Services include religious education and interpretive outreach, and signed weekly Masses at two other parishes—one in the Colorado Springs Diocese.

“We also go to Pueblo and have been to other states,” Father Coyte said.

St. Kateri Community

The St. Kateri ministry, in which some 60 people from across the archdiocese representing about 10 Native American tribes celebrate a weekly Mass incorporating Indian traditions, has been at St. Bernadette’s since 1985.

“They’ve been embraced by the St.
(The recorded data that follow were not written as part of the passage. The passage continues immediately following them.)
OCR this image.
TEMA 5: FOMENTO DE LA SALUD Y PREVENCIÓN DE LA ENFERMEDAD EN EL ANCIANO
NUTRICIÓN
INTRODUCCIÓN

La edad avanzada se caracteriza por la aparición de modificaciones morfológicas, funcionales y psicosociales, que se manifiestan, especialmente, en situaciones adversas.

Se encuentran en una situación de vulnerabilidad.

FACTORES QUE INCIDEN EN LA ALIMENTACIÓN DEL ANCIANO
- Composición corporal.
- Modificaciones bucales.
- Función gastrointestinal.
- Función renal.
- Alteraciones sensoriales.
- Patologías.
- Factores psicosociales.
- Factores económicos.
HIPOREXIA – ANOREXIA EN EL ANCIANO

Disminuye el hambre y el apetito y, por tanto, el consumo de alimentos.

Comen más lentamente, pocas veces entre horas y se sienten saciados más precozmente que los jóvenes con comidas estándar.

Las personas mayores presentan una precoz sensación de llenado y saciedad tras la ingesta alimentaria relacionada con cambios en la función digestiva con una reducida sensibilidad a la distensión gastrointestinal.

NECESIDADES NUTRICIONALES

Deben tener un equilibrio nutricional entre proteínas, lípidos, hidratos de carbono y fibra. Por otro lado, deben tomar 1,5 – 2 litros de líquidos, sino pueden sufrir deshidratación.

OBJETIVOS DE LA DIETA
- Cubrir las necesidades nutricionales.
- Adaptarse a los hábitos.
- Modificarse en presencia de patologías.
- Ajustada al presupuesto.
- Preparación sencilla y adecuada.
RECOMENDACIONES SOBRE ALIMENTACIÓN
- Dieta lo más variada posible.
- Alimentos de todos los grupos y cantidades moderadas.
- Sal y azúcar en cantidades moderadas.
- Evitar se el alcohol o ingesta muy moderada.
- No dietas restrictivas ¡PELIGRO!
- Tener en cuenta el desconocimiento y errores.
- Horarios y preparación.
Bernadette community,” Father Coyte said. “They have a beautiful spirituality.”

Kateri ministry exists to evangelize and serve the archdiocese’s Native American community and provides religious education and community building.

Aid to the poor, homeless

Last fall, the Kateri community, which had turned the parish’s old convent into a chapel, moved their weekly Mass into the church proper. Catholic Charities is leasing and transforming Kateri’s former home for worship into a home for single-parent mothers with children. Marisol Home, set to open this year, will be able to shelter up to 18 families at once.

“St. Bernadette’s will be providing a lot of meal support and volunteer hours,” Plouffe said of the Marisol ministry.

Ministry to the poor and homeless has long been a cherished activity of the parish, which helps a near daily stream of indigent from Lakewood’s Colfax corridor with food, rent assistance and resource referrals.

“We reach out to many needy families in our school as well,” Father Coyte said.

Vast outreach

This spring the parish is launching a three-year, $1.5 million capital campaign to fund necessary improvements to make St. Bernadette’s more beautiful, functional and welcoming for its diverse congregation.

Just as the church’s unique ministries stretch beyond its parish boundaries, Father Coyte said so, too, does its need for donations.

“Our outreach is much larger than St. Bernadette Parish,” he said. “We’re a relatively small parish of 700 to 800 families, yet our ministries are quite ambitious.”